Nestes dias de tórrida desordem, há uma exposição patente na Galeria Zé dos Bois que corre o risco de passar ignorada. Chama-se Cartazes Cubanos da OSPAAAL 1960-1980 e ocupa dois pisos da sala lisboeta, com imagens que exortam à luta política, à resistência contra o abuso de poder, contra o domínio militar dos Estados Unidos, e a sua interferência na América Latina, contra o colonialismo. Coloridas, comunicativas, umas próximas da sátira, a outras de ostensivo cariz propagandista, transportam o espectador para a história da Guerra Fria, aludindo a alguns dos seus principais intervenientes, bem como aos conflitos políticos e militares que a marcaram. Che Guevara, Richard Nixon, Amílcar Cabral, Patrice Lumumba, Augusto Pinochet, o Vietname, as guerras de libertação no continente Africano, a repressão militar na América Latina, a violência do Apartheid. Esta é uma exposição assombrada por promessas e sonhos utópicos, fantasmas e desastres. Mas, acima de tudo, uma exposição de imagens.

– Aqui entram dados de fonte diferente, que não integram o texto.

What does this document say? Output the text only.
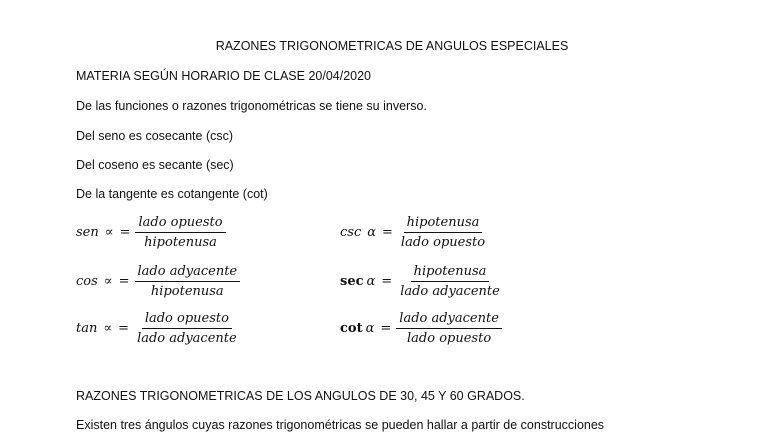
RAZONES TRIGONOMETRICAS DE ANGULOS ESPECIALES
MATERIA SEGÚN HORARIO DE CLASE 20/04/2020
De las funciones o razones trigonométricas se tiene su inverso.
Del seno es cosecante (csc)
Del coseno es secante (sec)
De la tangente es cotangente (cot)
sen ∝ = $\frac{\text{lado opuesto}}{\text{hipotenusa}}$
cos ∝ = $\frac{\text{lado adyacente}}{\text{hipotenusa}}$
tan ∝ = $\frac{\text{lado opuesto}}{\text{lado adyacente}}$
$\csc \alpha = \frac{\text{hipotenusa}}{\text{lado opuesto}}$
$\sec \alpha = \frac{\text{hipotenusa}}{\text{lado adyacente}}$
$\cot \alpha = \frac{\text{lado adyacente}}{\text{lado opuesto}}$
RAZONES TRIGONOMETRICAS DE LOS ANGULOS DE 30, 45 Y 60 GRADOS.
Existen tres ángulos cuyas razones trigonométricas se pueden hallar a partir de construcciones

Natxo Checa, o curador e, também director-geral da galerista lisboeta, conta de onde vieram: “Fazem parte da revista Tricontinental e dos cartazes que a acompanhavam em formato de separata. Durante décadas foram enviadas para 82 países, lidas, passadas de mão em mão. Os cartazes eram colados em casa, fotocopiados, usados. Tinham como finalidade comunicar. Não eram peças de colecção. Hoje, só em Cuba, e noutros países, em colecções privadas e institucionais, se encontram cópias em bom estado”. Para compreender a raridade da revista, bem como as razões da sua distribuição é necessário ter em conta as circunstâncias do seu nascimento. Na sequência da Conferência Ásia-África e do Movimento de Países Não Alinhados, realizou-se em 1966, em Havana, a Primeira Conferência Tricontinental, que pretendia realizar a afirmação internacionalista de um conjunto de países, tendo como inspiração a revolução cubana. Um dos instrumentos criados para esse objectivo foi a Organização de Solidariedade para com os Povos de África, Ásia e América Latina (OSPAAAL), à volta da qual se reuniriam vários artistas e designers gráficos cubanos como Alfredo Rostgaard, Enrique Martínez Blanco, Lázaro Abreu Padrón, Rafael Morante Boyerizo, Olivio Martínez Viera e Antonio Fernández Mariño. Foram eles que puseram em marcha a Tricontinental, fazendo-a circular – com frequência, clandestinamente – pelos 82 dois países participantes, e são deles uma boa parte dos trabalhos que a ZDB apresenta.

Linha, superfície e cor

Sem o torniquete do realismo socialista e ultrapassando os limites do cartaz político mais banal, os cartazes e as serigrafias da OSPAAAL conciliam a necessidade de comunicar e convencer com a liberdade formal e estilística. Note-se o cartaz, de 1968, que publicita a Ethiopian Airlines com reproduções fotográficas de homens enforcados e a referência a lugares que os turistas ocidentais podem visitar; ou aqueloutra, do mesmo autor (Alfredo G. Rostgaard, director artístico da organização) que, recorrendo à figuração pop, crítica o militarismo e o capitalismo nos EUA. As técnicas das vanguardas artísticas, a apropriação do fotojornalismo, o desenho mais realista ou mais estilizado, o cartaz de cinema, a arte do psicadelismo, a arte pop estavam ao serviço da denúncia que a OSPAAAL fazia da violência política, social e económica.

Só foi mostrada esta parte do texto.